811.20 Defense (M)/5806: Telegram

The Acting Secretary of State to the Ambassador in Ecuador (Long)

199. Your 227 of March 23. While the question of price is secondary to the urgent need for our acquisition of Ecuadoran rubber output, a system of competing with Argentina at successively higher prices as the negotiations proceed in the various Latin American producing countries would not procure for us the maximum of crude rubber. Dissatisfaction would result in countries where negotiations have been concluded. A price has now been agreed on with Brazil,68 and Brazil is expected to be our biggest source of supply. If the price is too low to bring out the maximum amount it will be changed. Any local factors affecting price are of course to be taken into consideration in fixing the price. A further telegram will shortly be sent you outlining the general attitude of the Department in this connection.

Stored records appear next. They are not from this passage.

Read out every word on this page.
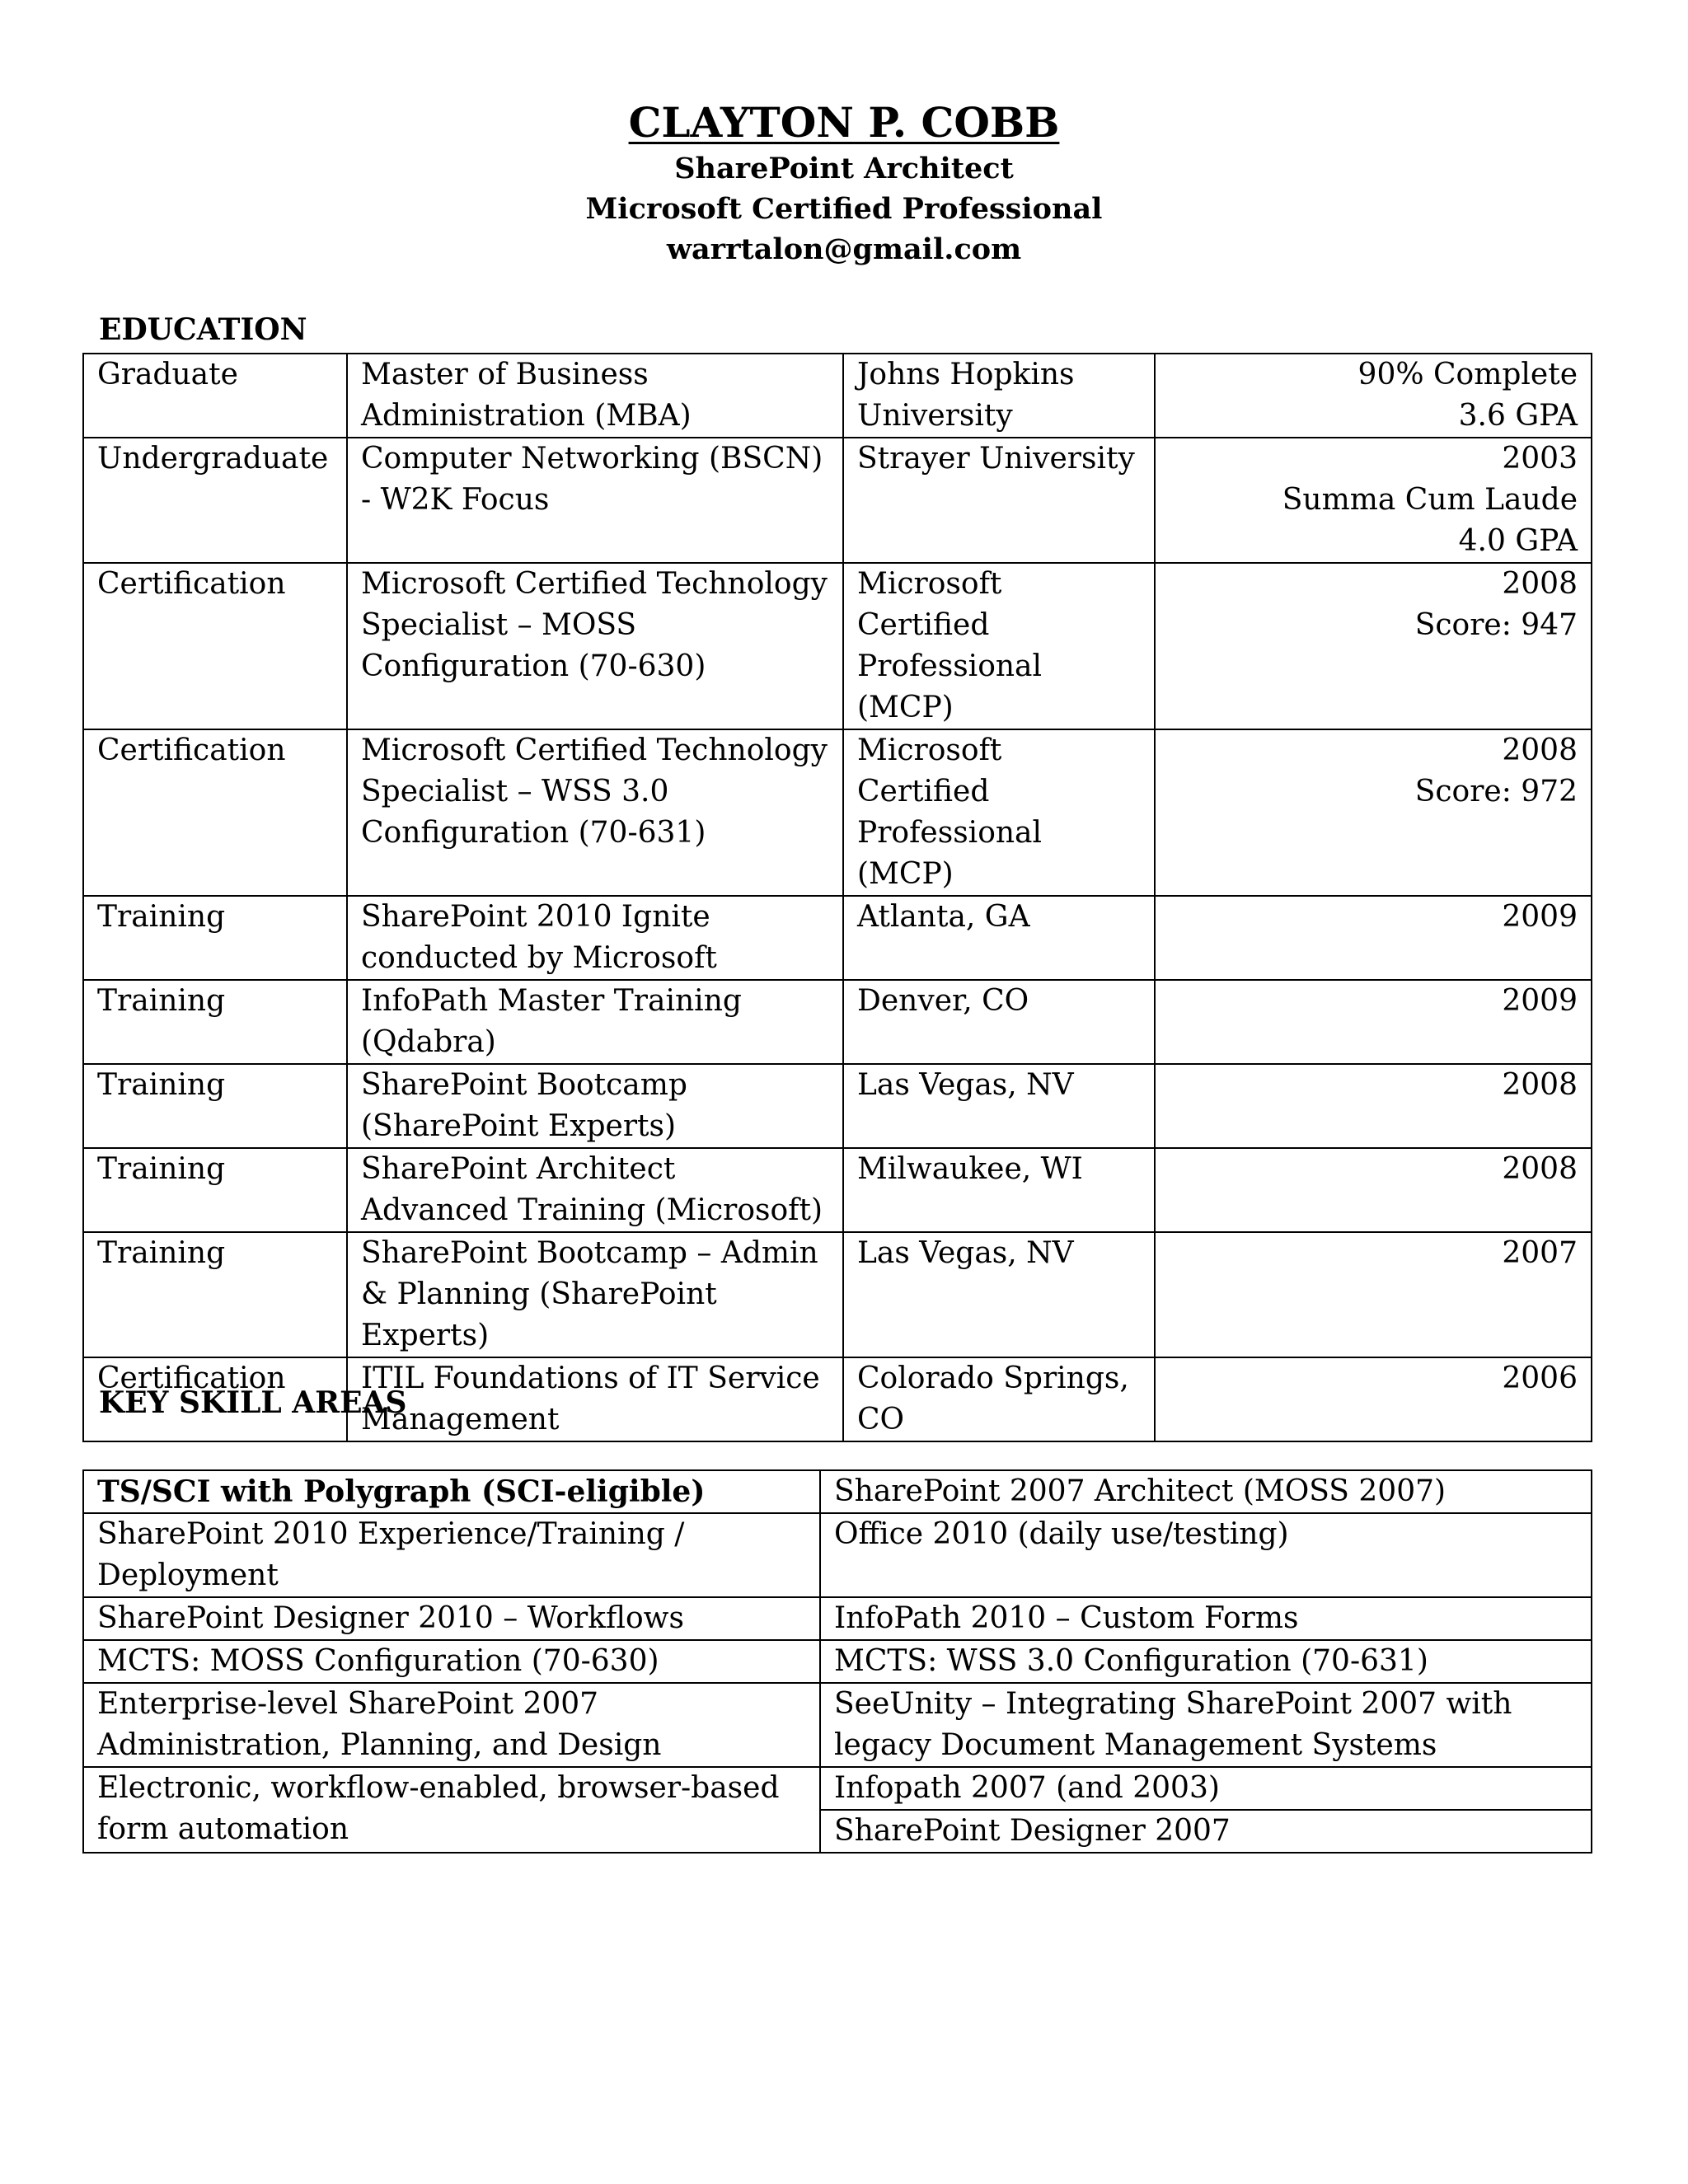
CLAYTON P. COBB
SharePoint Architect
Microsoft Certified Professional
warrtalon@gmail.com
EDUCATION
Graduate	Master of Business Administration (MBA)	Johns Hopkins University	90% Complete
3.6 GPA

Undergraduate	Computer Networking (BSCN) - W2K Focus	Strayer University	2003
Summa Cum Laude
4.0 GPA

Certification	Microsoft Certified Technology Specialist – MOSS Configuration (70-630)	Microsoft Certified Professional (MCP)	2008
Score: 947

Certification	Microsoft Certified Technology Specialist – WSS 3.0 Configuration (70-631)	Microsoft Certified Professional (MCP)	2008
Score: 972

Training	SharePoint 2010 Ignite conducted by Microsoft	Atlanta, GA	2009

Training	InfoPath Master Training (Qdabra)	Denver, CO	2009

Training	SharePoint Bootcamp (SharePoint Experts)	Las Vegas, NV	2008

Training	SharePoint Architect Advanced Training (Microsoft)	Milwaukee, WI	2008

Training	SharePoint Bootcamp – Admin & Planning (SharePoint Experts)	Las Vegas, NV	2007

Certification	ITIL Foundations of IT Service Management	Colorado Springs, CO	2006
KEY SKILL AREAS
TS/SCI with Polygraph (SCI-eligible)	SharePoint 2007 Architect (MOSS 2007)
SharePoint 2010 Experience/Training / Deployment	Office 2010 (daily use/testing)
SharePoint Designer 2010 – Workflows	InfoPath 2010 – Custom Forms
MCTS: MOSS Configuration (70-630)	MCTS: WSS 3.0 Configuration (70-631)
Enterprise-level SharePoint 2007 Administration, Planning, and Design	SeeUnity – Integrating SharePoint 2007 with legacy Document Management Systems
Electronic, workflow-enabled, browser-based form automation	Infopath 2007 (and 2003)
	SharePoint Designer 2007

Rubber Reserve Company is prepared to agree to pay a premium of 2½ cents per pound for rubber in excess of 300 tons purchased annually and of 5 cents per pound for rubber in excess of 600 tons annually, the premiums to be paid to the Ecuadoran Government for [Page 399] use in increasing wild rubber production. In addition, Rubber Reserve would agree to establish a fund of $500,000 for use in increasing wild rubber production, premiums paid as above referred to to be credited to the fund.

Welles
  1. See telegram No. 640, March 13, 1942, 7 p.m., to the Ambassador in Brazil, vol. v, p. 692.